Timeo Facebook et dona ferentes

Which can be loosely translated as "I fear Facebook even if it brings gifts". My friends have noticed that for quite some time I've stopped updating my Facebook status, or even interacting with the site altogether. The reason is simple. I don't trust them.

A short time ago, Facebook introduced a new feature called "Beacon" that lets websites send status to your mini-feed. It immediately drew a lot of criticism because of its invasion to privacy, to the point that many people figured out ways to block it. Facebook's CEO apologized for it today and made beacon opt-out.
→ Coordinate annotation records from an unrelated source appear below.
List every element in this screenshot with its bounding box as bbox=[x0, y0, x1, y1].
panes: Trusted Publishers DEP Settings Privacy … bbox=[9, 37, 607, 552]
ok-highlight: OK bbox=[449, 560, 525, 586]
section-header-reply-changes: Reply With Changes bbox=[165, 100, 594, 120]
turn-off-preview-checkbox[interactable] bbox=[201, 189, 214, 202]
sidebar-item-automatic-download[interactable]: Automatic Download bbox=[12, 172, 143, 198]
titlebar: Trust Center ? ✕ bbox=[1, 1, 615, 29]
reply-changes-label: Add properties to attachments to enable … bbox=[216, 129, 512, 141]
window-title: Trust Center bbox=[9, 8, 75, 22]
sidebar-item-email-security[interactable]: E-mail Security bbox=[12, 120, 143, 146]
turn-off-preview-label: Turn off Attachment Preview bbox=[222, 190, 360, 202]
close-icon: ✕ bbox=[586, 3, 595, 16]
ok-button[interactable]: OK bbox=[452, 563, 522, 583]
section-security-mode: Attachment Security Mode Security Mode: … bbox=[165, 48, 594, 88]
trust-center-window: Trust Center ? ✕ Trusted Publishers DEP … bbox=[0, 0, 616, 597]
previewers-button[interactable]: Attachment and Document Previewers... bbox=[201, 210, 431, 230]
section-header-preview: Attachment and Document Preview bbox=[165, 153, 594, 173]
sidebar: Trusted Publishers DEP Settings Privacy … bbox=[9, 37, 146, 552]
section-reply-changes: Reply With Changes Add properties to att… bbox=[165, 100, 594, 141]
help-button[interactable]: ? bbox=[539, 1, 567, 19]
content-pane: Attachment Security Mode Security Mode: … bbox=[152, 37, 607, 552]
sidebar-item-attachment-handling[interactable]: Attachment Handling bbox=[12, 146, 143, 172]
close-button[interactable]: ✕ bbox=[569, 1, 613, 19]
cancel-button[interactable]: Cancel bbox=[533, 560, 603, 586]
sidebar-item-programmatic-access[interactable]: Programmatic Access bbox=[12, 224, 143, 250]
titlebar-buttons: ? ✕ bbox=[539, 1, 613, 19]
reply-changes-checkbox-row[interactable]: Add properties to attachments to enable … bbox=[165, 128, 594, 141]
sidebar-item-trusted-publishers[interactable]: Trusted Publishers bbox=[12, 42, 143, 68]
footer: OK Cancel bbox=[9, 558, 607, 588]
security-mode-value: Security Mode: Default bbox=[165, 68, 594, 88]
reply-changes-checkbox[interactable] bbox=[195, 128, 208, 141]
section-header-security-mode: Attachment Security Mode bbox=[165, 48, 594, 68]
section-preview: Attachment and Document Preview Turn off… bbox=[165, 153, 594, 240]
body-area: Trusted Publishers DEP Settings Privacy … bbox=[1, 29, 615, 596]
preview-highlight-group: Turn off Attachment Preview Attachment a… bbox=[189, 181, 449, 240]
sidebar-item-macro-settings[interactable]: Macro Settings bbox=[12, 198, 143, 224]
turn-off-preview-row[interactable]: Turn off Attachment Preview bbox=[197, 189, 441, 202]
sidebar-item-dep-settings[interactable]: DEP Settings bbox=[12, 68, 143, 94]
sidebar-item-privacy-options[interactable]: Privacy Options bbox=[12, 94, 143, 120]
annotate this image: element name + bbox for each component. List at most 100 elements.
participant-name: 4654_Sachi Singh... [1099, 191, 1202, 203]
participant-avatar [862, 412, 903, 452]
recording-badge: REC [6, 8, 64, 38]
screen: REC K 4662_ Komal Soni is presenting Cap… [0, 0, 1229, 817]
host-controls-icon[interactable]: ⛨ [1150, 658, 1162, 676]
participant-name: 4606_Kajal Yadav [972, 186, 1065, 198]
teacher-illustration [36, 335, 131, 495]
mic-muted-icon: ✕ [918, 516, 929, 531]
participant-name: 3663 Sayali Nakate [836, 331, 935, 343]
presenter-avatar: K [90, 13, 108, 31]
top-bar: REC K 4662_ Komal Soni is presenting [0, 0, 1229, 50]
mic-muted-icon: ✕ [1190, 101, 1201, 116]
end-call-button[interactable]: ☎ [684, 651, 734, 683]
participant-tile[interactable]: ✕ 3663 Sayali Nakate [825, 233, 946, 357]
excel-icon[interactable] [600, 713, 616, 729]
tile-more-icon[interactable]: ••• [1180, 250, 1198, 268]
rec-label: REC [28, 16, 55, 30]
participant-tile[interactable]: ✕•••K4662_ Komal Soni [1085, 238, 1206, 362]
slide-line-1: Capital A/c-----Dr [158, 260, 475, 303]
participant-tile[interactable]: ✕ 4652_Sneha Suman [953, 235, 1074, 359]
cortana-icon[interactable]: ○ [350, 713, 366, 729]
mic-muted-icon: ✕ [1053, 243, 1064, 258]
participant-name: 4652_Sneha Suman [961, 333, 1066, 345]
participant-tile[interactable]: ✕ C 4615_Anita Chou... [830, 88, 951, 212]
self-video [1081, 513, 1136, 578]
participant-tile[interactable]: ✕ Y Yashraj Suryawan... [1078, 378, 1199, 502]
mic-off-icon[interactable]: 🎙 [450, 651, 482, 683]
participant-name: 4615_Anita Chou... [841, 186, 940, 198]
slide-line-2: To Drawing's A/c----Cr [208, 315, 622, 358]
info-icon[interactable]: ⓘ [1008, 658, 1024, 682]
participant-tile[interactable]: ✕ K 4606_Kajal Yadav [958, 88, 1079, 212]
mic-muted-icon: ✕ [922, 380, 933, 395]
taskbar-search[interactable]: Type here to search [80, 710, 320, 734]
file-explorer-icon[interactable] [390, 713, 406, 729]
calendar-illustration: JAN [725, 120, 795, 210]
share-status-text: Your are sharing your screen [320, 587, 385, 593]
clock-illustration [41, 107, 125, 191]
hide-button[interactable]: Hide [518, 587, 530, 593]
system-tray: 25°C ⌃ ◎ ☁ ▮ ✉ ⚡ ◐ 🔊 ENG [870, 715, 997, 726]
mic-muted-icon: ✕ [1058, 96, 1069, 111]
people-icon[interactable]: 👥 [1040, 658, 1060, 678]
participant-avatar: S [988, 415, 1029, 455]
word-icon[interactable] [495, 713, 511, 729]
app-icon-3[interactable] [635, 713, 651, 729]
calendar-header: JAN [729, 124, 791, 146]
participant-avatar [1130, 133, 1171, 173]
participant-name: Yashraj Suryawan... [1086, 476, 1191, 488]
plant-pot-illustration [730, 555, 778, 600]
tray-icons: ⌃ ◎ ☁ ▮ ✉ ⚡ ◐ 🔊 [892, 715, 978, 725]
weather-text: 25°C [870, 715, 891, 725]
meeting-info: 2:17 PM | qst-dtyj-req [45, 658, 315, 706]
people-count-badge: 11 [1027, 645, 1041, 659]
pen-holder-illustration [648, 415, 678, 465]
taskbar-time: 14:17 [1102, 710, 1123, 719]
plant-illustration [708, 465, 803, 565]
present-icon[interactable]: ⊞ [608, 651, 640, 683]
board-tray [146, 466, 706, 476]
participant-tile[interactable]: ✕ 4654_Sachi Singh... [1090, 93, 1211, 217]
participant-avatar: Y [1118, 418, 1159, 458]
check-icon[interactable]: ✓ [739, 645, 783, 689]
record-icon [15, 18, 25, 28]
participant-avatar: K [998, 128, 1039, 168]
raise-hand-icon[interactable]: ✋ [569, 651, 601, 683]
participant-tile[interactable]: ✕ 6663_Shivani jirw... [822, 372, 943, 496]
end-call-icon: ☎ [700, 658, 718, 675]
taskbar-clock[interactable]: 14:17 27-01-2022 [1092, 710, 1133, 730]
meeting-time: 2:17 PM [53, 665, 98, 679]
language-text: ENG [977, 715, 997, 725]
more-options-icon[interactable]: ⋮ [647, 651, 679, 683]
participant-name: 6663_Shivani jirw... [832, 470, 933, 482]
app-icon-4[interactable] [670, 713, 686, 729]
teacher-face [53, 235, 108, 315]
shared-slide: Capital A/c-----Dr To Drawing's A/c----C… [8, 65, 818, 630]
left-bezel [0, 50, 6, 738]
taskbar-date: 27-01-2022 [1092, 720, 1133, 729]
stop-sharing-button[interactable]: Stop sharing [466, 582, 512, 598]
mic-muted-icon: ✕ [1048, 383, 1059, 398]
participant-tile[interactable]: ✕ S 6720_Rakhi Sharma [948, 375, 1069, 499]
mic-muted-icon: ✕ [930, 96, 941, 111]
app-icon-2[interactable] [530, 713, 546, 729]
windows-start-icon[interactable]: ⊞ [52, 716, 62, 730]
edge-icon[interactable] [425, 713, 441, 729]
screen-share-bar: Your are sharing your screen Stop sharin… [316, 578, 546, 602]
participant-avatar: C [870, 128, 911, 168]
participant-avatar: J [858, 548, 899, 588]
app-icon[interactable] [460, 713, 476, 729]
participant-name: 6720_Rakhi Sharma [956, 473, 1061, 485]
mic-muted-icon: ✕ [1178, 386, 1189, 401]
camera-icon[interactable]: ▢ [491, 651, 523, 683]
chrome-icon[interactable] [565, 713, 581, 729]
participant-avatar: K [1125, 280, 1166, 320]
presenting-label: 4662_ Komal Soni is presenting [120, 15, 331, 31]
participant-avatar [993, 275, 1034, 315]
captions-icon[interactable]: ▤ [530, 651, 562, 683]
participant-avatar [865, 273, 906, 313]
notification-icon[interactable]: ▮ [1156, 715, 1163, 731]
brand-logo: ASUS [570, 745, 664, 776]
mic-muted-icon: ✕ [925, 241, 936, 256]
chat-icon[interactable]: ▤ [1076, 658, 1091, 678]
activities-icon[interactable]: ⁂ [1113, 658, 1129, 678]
Now, I was going to write a detailed article about why this bothers me and how insincere the apology sounded, but our good old friend Fake Steve Jobs did a much better job in this blog post. Money quote:

These guys are like Google, only their slogan isn't "Don't be evil" -- it's "Don't get caught."

And later:

The smarmy fake apology is not at all reassuring and seems to have been written by PR people who were trying to imitate a 23-year-old kid who's speaking from the heart and trying to sound all sheepish and aw-shucks -- except the flacks can't do it because they're as insincere and stage-managed as as the Facebook guys. Plus, let's face it, the flacks are getting paid in Facebook equity, right?

I couldn't have said it better myself. You should go read the whole post.